The Metop satellites are Europe’s first operational meteorological satellites in polar orbit. They deliver data for Numerical Weather Prediction (NWP) – the basis of modern weather forecasting – and climate and environmental monitoring. Observations from Metop-A have significantly improved weather forecasts up to 10 days ahead. These forecasts are essential to protect life and limit damage to property, but they also benefit the weather-sensitive sectors of the European economy, especially energy, transportation, construction, agriculture and tourism.
Metop-B began delivering first data within two weeks of its launch, allowing expert users to participate in the product calibration and validation activities. The satellite was declared operational on 29 January, bringing operational quality products from most instruments to the user community within three months of launch.

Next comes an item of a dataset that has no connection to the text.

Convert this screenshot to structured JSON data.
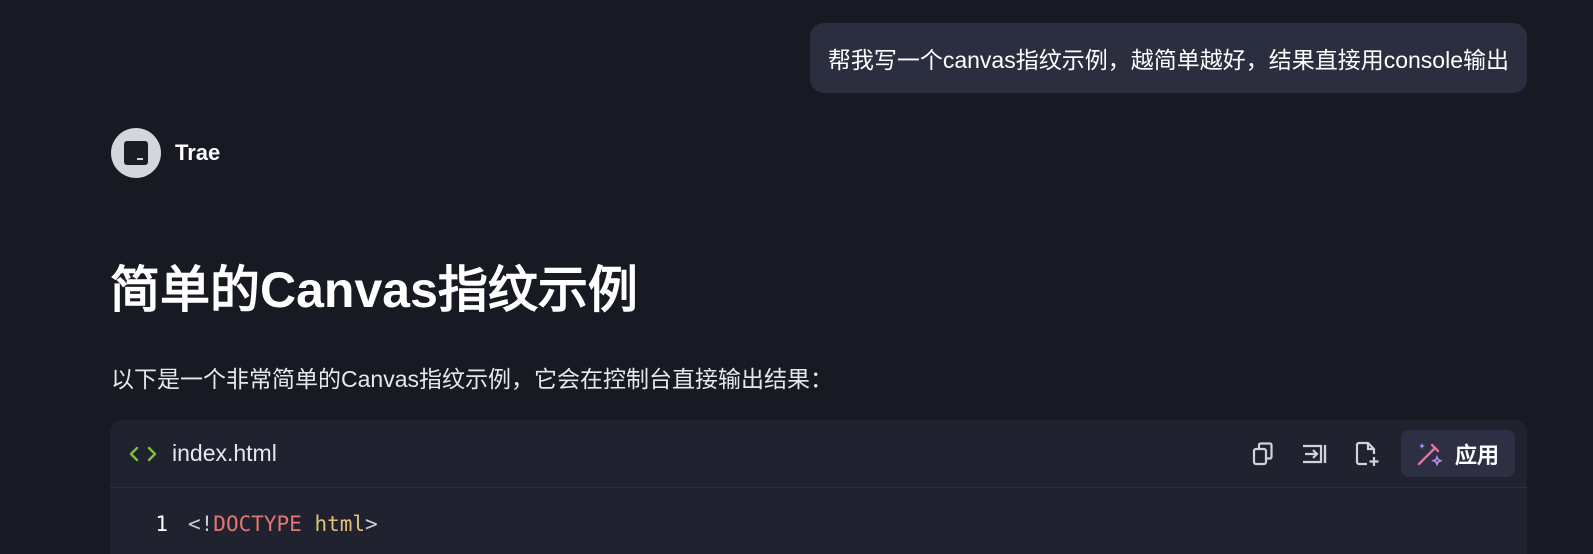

It is now the primary meteorological satellite for the delivery of real-time services to users.
About Metop
Flying at an altitude of 817 km, each Metop satellite carries the same dedicated, sophisticated suite of instruments providing fine-scale global data, which can only be gathered in the low Earth orbit, such as vertical profiles of atmospheric temperature and moisture, wind speed and direction at the ocean surface, and some atmospheric trace gases.
The three Metop satellites, launched sequentially, will provide continuous data until 2020. The first satellite, Metop-A, was launched in 2006, and the third and final satellite, Metop-C, is scheduled for launch at the end of 2017.
Users have quick access to global data from Metop through two polar ground stations in the Arctic (Svalbard) and the Antarctic (McMurdo, in cooperation with EUMETSAT’s US partners, NOAA). In addition, the EUMETSAT Advanced Retransmission Service (EARS) provides a network of local reception stations which combine to further reduce data latency in regional areas of greatest importance for the EUMETSAT Member States.
The Metop satellites constitute the space segment of the EUMETSAT Polar System (EPS), Europe’s contribution to the Initial Joint Polar System (IJPS) with the US National Oceanic and Atmospheric Administration (NOAA).